Katie was the very first coach I’d seen, let alone worked with, who demonstrated to every client, every day that the sport could be valuable and fun and adventuresome, and also productive and successful. Even when she was frustrated, it was always in search of a solution. The ribbons came with the lessons. 

The horsemen and women who came out of her program are as admirable as she. That may be the most impressive thing about Coach K: how contagious she made greatness. It wasn’t an accident or coincidence, though. She modeled what she expected, and we couldn’t help but want to rise to meet her there. 

In this year of awful, it’s cruelly fit that we’d lose her. And while many of her students had to grow up and move on too, her influence as a coach, a rider, a trainer, a mom, a wife and an endless advocate for those in her care continues to guide us.

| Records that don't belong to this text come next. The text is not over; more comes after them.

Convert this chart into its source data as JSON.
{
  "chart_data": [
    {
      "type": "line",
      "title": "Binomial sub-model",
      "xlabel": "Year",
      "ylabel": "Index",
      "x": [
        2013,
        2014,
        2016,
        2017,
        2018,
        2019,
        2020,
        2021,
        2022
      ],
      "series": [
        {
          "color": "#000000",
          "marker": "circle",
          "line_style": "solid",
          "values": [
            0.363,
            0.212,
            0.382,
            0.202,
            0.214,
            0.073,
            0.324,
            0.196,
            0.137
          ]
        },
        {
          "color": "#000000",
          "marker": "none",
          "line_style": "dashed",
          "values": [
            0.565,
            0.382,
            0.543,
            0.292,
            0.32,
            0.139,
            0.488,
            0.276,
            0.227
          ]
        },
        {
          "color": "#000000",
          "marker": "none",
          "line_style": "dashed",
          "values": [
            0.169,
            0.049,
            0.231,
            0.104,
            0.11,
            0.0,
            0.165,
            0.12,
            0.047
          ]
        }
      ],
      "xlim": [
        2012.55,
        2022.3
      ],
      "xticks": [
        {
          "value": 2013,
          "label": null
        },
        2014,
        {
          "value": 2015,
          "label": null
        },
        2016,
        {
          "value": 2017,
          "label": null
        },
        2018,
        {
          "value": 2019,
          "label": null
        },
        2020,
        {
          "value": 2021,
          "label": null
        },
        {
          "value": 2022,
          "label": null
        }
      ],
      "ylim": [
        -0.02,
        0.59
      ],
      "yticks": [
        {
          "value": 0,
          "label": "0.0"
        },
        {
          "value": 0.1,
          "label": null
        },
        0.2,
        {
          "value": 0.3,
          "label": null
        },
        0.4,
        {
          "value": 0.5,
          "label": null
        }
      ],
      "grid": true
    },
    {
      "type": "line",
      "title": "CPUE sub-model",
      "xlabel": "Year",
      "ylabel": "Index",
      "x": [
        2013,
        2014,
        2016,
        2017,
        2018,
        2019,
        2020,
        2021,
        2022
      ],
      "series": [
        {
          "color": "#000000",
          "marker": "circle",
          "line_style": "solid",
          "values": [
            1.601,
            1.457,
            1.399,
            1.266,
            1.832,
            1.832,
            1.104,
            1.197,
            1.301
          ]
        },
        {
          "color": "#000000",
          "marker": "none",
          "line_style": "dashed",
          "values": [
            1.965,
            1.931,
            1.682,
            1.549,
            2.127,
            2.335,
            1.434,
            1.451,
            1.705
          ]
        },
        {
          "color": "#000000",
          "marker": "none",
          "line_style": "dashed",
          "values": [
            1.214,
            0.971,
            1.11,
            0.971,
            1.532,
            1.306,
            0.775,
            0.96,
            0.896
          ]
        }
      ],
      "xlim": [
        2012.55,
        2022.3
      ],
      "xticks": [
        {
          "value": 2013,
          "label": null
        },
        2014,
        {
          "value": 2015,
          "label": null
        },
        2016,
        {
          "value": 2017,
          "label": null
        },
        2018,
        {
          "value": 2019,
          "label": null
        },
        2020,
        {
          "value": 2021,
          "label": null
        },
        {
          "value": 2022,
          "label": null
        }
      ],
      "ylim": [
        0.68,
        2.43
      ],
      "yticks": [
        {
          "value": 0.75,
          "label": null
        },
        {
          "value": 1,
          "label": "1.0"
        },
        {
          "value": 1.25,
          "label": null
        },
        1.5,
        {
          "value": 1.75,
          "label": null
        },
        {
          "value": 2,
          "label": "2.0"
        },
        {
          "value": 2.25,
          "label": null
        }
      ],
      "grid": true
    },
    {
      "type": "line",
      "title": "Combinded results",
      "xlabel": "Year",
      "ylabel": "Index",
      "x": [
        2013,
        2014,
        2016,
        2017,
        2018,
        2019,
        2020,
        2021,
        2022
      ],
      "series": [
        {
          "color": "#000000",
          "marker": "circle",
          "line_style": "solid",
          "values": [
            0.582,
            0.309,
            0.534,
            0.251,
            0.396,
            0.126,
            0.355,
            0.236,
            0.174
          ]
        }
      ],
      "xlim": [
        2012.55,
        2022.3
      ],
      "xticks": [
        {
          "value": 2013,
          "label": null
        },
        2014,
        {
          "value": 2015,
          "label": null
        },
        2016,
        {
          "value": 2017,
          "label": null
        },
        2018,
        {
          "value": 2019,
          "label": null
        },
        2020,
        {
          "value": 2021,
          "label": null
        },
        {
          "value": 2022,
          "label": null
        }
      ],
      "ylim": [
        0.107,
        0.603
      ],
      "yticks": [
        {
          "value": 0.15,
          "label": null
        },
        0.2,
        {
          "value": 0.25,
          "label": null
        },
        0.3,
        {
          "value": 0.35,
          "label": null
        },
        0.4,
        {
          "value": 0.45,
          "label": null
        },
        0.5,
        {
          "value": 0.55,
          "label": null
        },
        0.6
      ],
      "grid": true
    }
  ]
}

It’d been a while since Katie and I last spoke. Life, you know. The horses she sent me home to Colorado and on my way into the world with over a decade ago are still in the barn, though. While I almost quit riding hundreds of times during those years, Katie gave me a lifeline and a shored up foundation for enjoying the work rather than the result. No matter how many times I come out of the saddle or pull a rail or nurse an injury or win a classic or bring home a champion ribbon, my love for this sport comes from a renewable and resilient place. 

Arrival at Sovan Hill, 2005. Photo courtesy of Diane Koerner.

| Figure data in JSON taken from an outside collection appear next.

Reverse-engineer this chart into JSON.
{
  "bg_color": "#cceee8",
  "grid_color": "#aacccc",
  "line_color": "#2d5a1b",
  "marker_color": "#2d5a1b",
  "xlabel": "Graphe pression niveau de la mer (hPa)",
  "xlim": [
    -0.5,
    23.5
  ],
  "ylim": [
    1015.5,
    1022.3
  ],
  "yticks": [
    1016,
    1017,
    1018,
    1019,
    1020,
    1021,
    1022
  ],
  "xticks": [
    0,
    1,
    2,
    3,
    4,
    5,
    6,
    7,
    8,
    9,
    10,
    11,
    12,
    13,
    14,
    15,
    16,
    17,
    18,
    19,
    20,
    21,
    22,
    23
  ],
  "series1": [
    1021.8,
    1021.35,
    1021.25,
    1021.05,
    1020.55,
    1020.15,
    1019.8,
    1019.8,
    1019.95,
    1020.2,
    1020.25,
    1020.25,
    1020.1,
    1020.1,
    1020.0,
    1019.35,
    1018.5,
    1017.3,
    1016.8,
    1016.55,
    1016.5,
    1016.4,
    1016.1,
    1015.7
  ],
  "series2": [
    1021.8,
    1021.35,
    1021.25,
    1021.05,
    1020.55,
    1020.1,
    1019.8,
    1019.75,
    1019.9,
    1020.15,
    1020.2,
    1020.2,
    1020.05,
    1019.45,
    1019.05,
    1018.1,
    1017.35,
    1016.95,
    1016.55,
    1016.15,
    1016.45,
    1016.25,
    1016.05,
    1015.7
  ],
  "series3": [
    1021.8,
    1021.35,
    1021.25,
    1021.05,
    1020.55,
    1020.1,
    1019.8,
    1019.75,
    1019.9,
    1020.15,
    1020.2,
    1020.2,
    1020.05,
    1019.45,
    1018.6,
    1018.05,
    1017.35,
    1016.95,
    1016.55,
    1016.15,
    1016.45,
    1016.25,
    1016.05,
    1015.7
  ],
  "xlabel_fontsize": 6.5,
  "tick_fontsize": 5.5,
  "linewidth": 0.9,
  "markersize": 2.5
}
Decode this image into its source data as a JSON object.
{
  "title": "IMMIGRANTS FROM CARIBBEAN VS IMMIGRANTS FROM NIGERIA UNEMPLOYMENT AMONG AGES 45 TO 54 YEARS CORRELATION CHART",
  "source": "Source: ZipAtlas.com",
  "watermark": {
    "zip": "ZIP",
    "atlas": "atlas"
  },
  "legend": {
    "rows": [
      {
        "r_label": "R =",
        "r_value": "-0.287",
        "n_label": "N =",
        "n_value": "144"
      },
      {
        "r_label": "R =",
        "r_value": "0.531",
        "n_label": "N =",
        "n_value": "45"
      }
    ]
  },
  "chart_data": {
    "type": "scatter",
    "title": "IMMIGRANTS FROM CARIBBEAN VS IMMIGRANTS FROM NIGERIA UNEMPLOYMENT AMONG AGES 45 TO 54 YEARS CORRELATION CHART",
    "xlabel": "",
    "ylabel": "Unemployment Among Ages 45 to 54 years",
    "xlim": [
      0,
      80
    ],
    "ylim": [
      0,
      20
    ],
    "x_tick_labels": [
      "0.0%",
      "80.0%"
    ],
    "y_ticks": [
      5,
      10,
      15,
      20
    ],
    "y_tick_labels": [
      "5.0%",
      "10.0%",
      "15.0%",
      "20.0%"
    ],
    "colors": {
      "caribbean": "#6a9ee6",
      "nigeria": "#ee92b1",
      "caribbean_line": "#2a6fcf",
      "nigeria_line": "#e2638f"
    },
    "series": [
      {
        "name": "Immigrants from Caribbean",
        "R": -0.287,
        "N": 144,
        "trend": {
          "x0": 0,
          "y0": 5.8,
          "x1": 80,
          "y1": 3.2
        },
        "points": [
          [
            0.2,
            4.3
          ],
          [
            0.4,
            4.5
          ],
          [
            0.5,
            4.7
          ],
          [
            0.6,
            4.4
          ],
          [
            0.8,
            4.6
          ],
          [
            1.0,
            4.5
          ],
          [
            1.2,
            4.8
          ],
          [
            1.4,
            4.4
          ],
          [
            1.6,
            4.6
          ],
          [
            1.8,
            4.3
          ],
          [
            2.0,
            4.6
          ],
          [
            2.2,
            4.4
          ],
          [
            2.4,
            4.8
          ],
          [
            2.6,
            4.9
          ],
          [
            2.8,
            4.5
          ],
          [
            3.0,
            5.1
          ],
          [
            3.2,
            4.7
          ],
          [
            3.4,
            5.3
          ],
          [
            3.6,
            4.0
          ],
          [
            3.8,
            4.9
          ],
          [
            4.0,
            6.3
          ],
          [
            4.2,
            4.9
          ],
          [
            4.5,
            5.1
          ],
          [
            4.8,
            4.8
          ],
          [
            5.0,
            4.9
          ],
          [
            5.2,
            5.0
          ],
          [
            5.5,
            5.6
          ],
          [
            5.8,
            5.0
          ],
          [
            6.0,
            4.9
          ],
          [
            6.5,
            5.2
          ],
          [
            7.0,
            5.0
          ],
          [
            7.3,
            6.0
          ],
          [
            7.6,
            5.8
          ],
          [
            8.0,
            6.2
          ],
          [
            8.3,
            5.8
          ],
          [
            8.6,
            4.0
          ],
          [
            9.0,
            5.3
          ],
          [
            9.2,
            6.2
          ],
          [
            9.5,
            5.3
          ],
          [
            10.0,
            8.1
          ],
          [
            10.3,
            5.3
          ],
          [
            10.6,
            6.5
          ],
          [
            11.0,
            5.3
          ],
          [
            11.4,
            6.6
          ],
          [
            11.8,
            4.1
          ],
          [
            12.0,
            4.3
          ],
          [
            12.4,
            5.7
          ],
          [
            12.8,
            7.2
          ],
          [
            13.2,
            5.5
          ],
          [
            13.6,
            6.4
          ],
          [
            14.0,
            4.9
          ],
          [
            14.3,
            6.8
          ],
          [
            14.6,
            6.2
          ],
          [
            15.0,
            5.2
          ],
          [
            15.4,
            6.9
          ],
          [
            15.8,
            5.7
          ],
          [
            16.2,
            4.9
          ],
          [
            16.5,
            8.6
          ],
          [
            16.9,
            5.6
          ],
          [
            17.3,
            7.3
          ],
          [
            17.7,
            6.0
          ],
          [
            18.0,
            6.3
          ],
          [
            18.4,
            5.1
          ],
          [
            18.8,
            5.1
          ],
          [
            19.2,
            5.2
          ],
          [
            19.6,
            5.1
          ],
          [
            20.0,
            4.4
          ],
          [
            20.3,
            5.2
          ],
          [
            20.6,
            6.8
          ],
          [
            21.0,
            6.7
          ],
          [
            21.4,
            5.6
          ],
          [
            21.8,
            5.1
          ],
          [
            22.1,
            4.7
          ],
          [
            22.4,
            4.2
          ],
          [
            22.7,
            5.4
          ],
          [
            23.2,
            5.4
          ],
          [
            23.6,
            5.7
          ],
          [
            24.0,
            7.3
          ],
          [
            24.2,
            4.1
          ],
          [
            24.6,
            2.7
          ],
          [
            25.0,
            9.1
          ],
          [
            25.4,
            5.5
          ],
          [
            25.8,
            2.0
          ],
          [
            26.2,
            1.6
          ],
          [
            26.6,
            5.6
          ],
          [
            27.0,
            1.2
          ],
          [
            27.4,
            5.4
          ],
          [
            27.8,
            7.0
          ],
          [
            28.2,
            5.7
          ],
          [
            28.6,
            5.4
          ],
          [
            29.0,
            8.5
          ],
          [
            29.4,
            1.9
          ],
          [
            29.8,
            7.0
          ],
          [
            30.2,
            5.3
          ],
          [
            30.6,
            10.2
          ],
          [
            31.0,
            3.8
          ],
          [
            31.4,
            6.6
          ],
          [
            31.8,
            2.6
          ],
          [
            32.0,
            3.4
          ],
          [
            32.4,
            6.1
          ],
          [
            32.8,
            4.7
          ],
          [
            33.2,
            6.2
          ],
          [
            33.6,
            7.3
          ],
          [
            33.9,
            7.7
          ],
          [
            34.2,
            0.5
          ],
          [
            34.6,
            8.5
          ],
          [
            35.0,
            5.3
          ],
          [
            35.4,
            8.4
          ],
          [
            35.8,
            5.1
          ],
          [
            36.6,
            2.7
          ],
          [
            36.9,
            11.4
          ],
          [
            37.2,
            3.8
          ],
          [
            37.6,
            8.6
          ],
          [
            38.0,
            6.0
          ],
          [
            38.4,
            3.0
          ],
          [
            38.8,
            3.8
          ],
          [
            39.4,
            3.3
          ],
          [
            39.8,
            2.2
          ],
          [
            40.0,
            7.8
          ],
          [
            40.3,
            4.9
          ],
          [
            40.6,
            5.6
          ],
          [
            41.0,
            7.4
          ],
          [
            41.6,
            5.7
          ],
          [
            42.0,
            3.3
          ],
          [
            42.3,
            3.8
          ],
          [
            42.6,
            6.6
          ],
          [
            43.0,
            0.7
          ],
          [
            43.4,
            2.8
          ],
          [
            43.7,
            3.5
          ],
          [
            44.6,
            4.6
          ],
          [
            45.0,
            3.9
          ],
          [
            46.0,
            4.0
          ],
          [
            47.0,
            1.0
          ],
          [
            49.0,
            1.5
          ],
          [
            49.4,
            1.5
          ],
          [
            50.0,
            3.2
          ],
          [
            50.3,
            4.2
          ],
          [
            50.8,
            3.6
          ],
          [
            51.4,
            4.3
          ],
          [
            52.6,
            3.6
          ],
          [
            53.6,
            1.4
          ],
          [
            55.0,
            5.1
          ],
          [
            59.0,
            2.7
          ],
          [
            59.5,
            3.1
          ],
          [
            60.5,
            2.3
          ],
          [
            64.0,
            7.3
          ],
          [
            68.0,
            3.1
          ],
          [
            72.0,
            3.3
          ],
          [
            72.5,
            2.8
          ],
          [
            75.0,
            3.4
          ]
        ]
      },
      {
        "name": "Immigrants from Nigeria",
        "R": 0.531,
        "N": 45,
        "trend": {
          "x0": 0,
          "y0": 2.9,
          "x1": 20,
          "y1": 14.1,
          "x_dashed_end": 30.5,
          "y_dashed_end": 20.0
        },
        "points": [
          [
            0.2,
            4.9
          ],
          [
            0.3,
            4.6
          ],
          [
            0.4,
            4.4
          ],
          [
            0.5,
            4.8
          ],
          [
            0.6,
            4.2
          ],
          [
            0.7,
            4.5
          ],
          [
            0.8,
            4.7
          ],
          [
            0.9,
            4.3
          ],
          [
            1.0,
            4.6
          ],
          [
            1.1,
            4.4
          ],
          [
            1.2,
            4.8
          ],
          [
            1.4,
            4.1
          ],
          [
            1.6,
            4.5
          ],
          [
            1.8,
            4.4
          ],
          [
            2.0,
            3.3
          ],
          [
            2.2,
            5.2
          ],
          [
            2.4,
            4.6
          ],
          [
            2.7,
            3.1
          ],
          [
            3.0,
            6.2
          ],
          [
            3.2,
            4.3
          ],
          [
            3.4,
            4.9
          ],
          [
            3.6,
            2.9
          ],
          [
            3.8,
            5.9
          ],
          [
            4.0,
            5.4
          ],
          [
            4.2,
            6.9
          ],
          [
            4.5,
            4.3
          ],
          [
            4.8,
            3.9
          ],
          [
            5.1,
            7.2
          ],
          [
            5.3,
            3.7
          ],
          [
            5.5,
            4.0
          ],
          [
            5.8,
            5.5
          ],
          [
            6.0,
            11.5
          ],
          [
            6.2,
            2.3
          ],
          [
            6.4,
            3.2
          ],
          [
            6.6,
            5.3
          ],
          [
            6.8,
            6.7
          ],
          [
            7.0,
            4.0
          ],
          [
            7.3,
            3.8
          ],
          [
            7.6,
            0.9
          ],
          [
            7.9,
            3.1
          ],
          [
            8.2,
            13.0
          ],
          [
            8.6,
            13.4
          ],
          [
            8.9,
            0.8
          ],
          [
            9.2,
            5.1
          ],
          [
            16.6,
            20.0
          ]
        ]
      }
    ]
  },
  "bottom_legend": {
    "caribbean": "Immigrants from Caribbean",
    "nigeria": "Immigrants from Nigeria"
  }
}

As we improve the sport, one of the first steps you can personally take is to ask yourself if the person who is guiding you and taking your money and caring for your best friend is reflective of who you want to be (or who you want your child to be). For so long we have accepted abuse of rider and horse, deceit or superficiality, and unsportsmanlike conduct in as the norm because of a correlation with winning. Every choice we make in this sport — from trainers, braiders, farriers, barn owners — indicates our values. What we deem acceptable not only in the care of our animals but in conduct that reaches out into the world.

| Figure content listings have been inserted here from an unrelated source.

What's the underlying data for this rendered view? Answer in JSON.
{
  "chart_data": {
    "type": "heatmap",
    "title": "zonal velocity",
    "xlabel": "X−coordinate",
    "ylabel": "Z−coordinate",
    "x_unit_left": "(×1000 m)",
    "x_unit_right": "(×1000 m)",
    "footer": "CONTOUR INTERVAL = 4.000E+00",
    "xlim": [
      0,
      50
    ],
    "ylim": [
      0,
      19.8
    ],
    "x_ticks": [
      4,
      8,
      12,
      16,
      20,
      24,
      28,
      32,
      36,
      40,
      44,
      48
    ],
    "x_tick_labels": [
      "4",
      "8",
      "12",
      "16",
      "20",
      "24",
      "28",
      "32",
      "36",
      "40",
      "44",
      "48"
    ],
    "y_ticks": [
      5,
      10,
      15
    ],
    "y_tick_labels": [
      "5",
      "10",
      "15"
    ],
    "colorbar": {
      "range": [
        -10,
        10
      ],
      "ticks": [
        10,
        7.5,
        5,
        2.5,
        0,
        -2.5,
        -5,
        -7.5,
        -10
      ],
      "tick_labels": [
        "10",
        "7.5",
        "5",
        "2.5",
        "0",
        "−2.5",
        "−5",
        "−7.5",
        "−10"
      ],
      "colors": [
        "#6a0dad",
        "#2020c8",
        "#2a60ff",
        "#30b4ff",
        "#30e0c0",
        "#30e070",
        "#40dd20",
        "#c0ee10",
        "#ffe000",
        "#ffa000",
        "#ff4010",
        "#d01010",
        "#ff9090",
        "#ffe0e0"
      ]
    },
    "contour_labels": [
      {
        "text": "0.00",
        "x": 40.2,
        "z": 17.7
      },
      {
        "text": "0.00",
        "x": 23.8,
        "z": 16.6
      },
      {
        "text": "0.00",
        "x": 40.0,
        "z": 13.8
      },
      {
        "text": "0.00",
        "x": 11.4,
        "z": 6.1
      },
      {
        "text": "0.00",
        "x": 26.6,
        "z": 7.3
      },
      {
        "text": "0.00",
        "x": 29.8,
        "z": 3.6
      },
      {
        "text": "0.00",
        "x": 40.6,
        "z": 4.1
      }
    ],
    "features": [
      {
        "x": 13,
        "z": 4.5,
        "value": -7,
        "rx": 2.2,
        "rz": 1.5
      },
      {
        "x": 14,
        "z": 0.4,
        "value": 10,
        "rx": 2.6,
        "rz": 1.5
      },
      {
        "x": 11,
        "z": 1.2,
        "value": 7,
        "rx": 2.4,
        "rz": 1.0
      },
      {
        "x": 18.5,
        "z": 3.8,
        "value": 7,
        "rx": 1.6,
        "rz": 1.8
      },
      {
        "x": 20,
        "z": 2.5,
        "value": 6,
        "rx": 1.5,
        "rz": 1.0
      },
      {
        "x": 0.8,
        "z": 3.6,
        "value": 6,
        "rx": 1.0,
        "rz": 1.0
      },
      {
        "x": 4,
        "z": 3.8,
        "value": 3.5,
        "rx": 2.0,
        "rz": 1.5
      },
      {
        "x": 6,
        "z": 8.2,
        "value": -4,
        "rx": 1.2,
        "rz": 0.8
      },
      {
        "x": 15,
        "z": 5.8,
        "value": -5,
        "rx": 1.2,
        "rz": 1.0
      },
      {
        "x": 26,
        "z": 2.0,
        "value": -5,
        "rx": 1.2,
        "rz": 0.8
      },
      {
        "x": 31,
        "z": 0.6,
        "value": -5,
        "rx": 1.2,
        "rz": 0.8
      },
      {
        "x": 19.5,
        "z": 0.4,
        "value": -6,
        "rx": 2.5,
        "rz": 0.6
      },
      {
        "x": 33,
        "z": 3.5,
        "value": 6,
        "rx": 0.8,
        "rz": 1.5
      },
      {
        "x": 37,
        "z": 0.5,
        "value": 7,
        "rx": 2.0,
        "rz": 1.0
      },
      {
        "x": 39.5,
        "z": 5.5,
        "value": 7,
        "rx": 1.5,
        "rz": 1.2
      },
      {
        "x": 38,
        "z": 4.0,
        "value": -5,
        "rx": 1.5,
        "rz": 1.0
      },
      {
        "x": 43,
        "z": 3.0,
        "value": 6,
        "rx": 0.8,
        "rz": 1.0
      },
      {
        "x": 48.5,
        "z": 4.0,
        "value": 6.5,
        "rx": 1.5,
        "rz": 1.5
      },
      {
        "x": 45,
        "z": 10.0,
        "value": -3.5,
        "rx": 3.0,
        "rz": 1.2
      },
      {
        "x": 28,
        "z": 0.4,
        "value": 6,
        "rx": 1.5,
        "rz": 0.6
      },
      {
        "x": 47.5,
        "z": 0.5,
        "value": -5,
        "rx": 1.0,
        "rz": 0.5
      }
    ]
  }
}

“Champions are made of something they have deep inside them. A desire, a dream, a vision.” Katie put this Muhammad Ali quote on a Sovan Hill t-shirt once, with RIDE LIKE A CHAMPION emblazoned under it. Katie lived like a champion, and gave all of us the skills to dig deep for that ability too. We should stop accepting anything less. 


Jessie Koerner is an amateur based in Denver, Colorado. She competes in the amateur-owner jumpers, and works as a communications strategist.